Painting from photos means painting from real places, places that other people have grown up in and camped, canoed, swam, and even, perhaps made love in. They not only know what it looks like, but many of those who will be seeing and judging the paintings will know the Gorge better than I can know it. They will never have left the area, whereas I haven’t lived there for forty years. So I can hear, in my head, my BIL saying, “That mountain over there is really further away. And where’s the cut for Bear Run? What kind of tree is that, anyway?”

I suspect, although I have no evidence to back this up, that the primary audience for these paintings will be people who may not have had much visual art training (I certainly didn’t while I lived there) but will know the land because they’ve hunted deer and bear and turkey and hiked and camped and biked it for 40 more years than I did.

It’s hard to know if this audience will see my brush strokes or lovely variations in color. Maybe they will only see where I’ve messed up some specific feature.

A further complication is the photos themselves. They were taken by a classmate in the last few years; he rode a rail-to-trails bike path up Pine Creek; the rails-to-trails path runs on the old railroad line, which was on the other side of the creek, the east side, from where I spent most of my growing up. It also ran up the Gorge rather than across the tops of the west rim of the mountains where the logging and CCC fire roads were that we drove around on. So the views in the photos are ever so slightly askew from the views that I remember – not enough to make me refuse them, but just enough to make me uneasy with what I’m depicting.

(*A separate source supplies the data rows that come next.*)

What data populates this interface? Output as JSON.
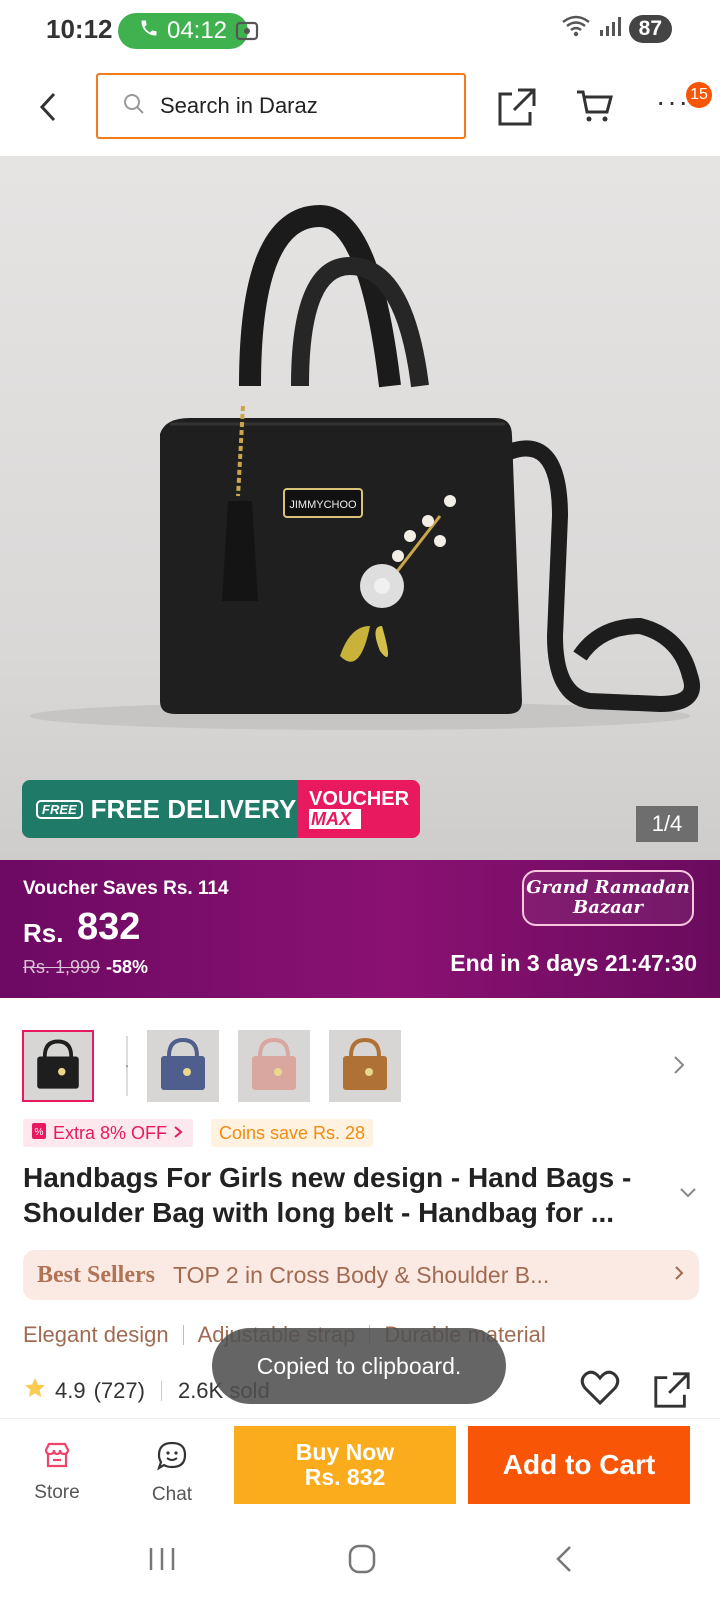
{
  "status_bar": {
    "time": "10:12",
    "call_timer": "04:12",
    "battery": "87"
  },
  "header": {
    "search_placeholder": "Search in Daraz",
    "cart_badge": "15"
  },
  "hero": {
    "image_counter": "1/4",
    "banner_free_tag": "FREE",
    "banner_free_text": "FREE DELIVERY",
    "banner_voucher_line1": "VOUCHER",
    "banner_voucher_line2": "MAX",
    "bag_logo": "JIMMYCHOO"
  },
  "price_band": {
    "voucher_saves": "Voucher Saves Rs. 114",
    "currency": "Rs.",
    "price": "832",
    "original_price": "Rs. 1,999",
    "discount": "-58%",
    "campaign_line1": "Grand Ramadan",
    "campaign_line2": "Bazaar",
    "ends_in": "End in 3 days 21:47:30"
  },
  "thumbnails": [
    {
      "color": "#1e1e1e"
    },
    {
      "color": "#1e1e1e"
    },
    {
      "color": "#4e5f8e"
    },
    {
      "color": "#d9a79f"
    },
    {
      "color": "#b07234"
    }
  ],
  "tags": {
    "extra_off": "Extra 8% OFF",
    "coins": "Coins save Rs. 28"
  },
  "product_title": "Handbags For Girls new design - Hand Bags - Shoulder Bag with long belt - Handbag for ...",
  "best_sellers": {
    "title": "Best Sellers",
    "text": "TOP 2 in Cross Body & Shoulder B..."
  },
  "features": [
    "Elegant design",
    "Adjustable strap",
    "Durable material"
  ],
  "rating": {
    "score": "4.9",
    "count": "(727)",
    "sold": "2.6K sold"
  },
  "toast": "Copied to clipboard.",
  "bottom_bar": {
    "store_label": "Store",
    "chat_label": "Chat",
    "buy_now_line1": "Buy Now",
    "buy_now_line2": "Rs. 832",
    "add_to_cart": "Add to Cart"
  },
  "colors": {
    "accent": "#f85606",
    "buy_now": "#fbac1c",
    "price_band": "#7a0d6a",
    "search_border": "#f37b1d"
  }
}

The unknown memories lie there, kicking at me, when I see the Crick bend the wrong way.

Tree and Crick 1, 12 x 16″, Oil on board, 2008

Photos also don’t quite have the detail that I want – they have detail, of course, and more than I’m willing to paint, for the most part, but they don’t have the detail I want to paint. And that’s because in general, my eyes see differently than cameras do. I’m not much interested in the monocular, totally stable viewpoint (what I called, to Jay’s dismay) the “postcard view,” of scenes. Multi-ocular, multi-stance, on the fly, just at the moment of movement – that’s what I see and what I like to try to capture in my ‘scapes.

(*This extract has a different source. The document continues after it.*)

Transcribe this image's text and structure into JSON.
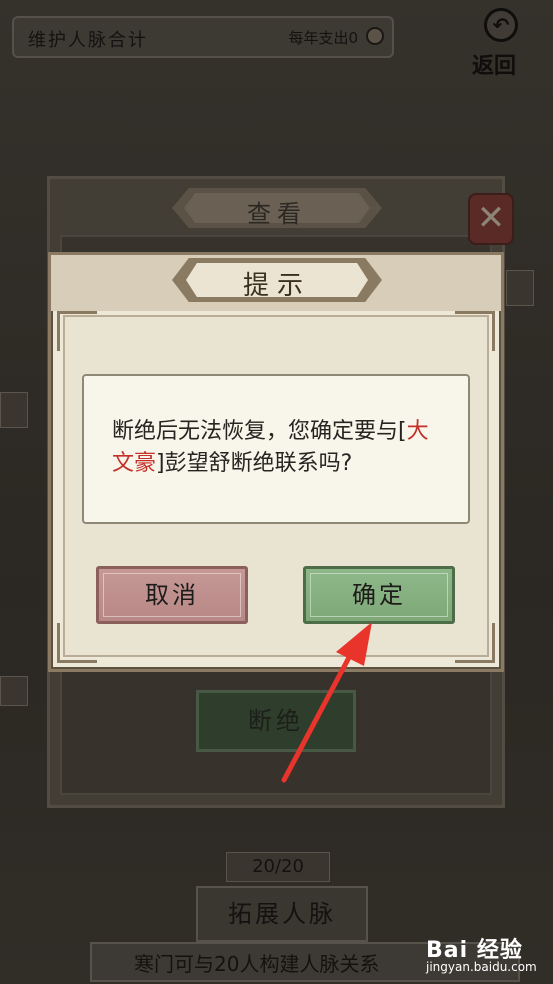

Duck in Flight, 12 x 16″, Oil on board, 2008

So ambivalent I remain. To be “true” to my style, I could easily dismiss the concerns of my audience, who then might not spend money on the paintings — which would nullify the entire reason for doing the work. On the other hand, to be totally true to my audience might, for me, be impossible.

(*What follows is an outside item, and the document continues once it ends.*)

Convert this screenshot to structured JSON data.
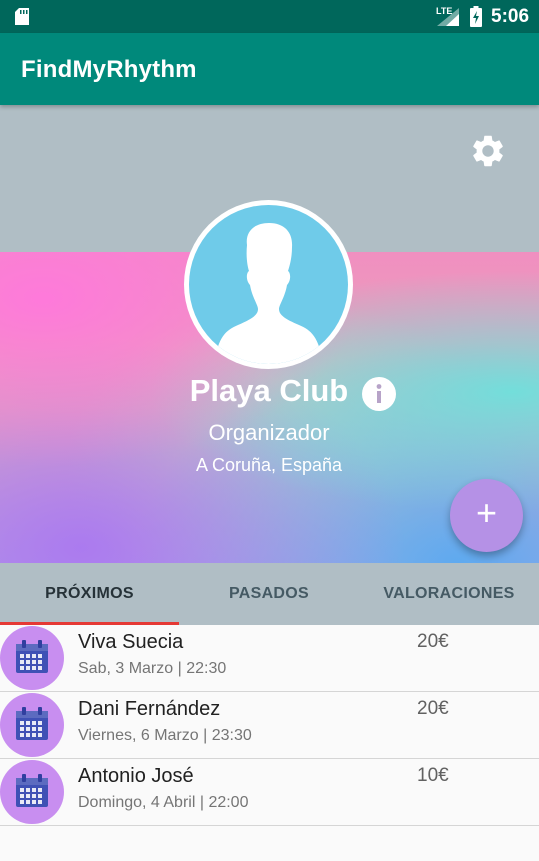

I now have something like 12 paintings of the Pine Creek Valley. I have a couple more realistic ones to do. But I think then, I’m going to head out for something that will come out of the paintings (I’m thinking green, or maybe layers of hillocks) but which will be abstracted and seriously weird, so weird no one will mistake it for anything but intentional. Maybe arbitrary color will be my first attempt. And I know I want to do those hills like Grant Wood’s landscapes or foliage like Charles Burchfield.

So I’m compromising, seriously, and in matters about which I normally don’t compromise. I said, almost seriously, that I would never paint exclusively from a photo and in fact turned down a lucrative commission (from a quite drunken fellow, I’ll admit) to do so.

But here I am, compromising to the tune of many paintings, for the sake of – of what? A good cause, of course. And reconnecting with fellow classmates. And making something of a brag about where I’ve been since 1960. And finally, perhaps, I’m painting from photos simply because doing these paintings was a challenge, issued in a rather slow time of art-making for me, a time when painting from photos was a release from the guilt of not braving the almost tolerable Portland weather.

Shale Shelf, Pine Creek Valley, 12 x 16, OIl on Board, 2008

Have you, are you, making compromises? Or under what circumstances would you do do? Would you compromise, for example, your desire for a particular composition in order to explore a particular color, like “green.” And how uneasy to you have to feel before you draw the line?